Rosemary Olive Oil Bread
  • 2 1/2cups sprouted white wheat flour
  • 3/4cup cup organic sugar (this bread presents better using a lighter colored sugar source)
  • 1/2cup chopped walnuts
  • 2teaspoons aluminum-free baking powder
  • 2teaspoons dried rosemary (I chop it slightly in a coffee grinder)
  • 1/4teaspoon sea salt
  • Grated zest of 1 lemon
  • 2 large organic or pastured eggs, lightly beaten
  • 3/4cup sweet white wine (can substitute apple juice)

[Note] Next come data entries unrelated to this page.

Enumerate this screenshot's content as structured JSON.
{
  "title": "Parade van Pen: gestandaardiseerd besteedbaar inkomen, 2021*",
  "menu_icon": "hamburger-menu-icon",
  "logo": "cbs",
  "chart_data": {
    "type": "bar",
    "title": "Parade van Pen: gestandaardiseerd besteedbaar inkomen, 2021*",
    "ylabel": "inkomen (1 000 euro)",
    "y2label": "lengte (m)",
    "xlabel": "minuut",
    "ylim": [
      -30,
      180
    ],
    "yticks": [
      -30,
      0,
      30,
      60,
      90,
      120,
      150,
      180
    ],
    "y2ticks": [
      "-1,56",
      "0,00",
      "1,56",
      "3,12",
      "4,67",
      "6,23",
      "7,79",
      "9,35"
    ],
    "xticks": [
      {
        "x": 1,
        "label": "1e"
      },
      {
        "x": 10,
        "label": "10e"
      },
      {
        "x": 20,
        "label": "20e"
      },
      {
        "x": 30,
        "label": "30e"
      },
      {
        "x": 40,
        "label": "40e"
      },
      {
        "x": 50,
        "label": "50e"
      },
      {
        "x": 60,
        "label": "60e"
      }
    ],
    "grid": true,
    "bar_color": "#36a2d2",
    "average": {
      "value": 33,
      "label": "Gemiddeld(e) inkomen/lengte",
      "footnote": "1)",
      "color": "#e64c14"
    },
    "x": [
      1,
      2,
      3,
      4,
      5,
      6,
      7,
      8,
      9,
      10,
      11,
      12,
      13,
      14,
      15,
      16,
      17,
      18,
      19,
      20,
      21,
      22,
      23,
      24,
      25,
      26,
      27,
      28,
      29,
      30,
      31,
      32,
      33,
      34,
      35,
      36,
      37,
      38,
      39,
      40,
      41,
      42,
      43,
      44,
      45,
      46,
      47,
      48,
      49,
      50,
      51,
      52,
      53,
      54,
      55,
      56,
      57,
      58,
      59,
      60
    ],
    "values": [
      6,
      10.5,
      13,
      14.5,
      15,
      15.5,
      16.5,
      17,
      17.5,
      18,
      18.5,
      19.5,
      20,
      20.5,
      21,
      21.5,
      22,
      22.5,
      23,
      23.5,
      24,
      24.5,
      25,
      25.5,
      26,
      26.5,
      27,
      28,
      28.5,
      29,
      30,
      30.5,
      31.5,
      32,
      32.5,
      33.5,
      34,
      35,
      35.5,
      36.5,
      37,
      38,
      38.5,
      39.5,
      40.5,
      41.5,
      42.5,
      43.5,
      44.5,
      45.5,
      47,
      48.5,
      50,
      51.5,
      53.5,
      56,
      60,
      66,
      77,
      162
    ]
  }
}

  • 1/2cup extra virgin olive oil
  1. Preheat oven to 350°.
  2. Lightly coat a 9.5" x 5" loaf pan with butter.
  3. In a large bowl, stir together the flour, sugar, walnuts, baking powder, rosemary, salt, and lemon zest.
  4. In another medium bowl, blend the eggs, wine, and olive oil.
  5. Stir into the dry ingredients.
  6. Transfer the batter into loaf pan and smooth the surface.
  7. Bake for 55 minutes or until a toothpick inserted in the center comes out clean.
  8. Remove from oven and let cool on wire rack 15-20 minutes before removing from pan.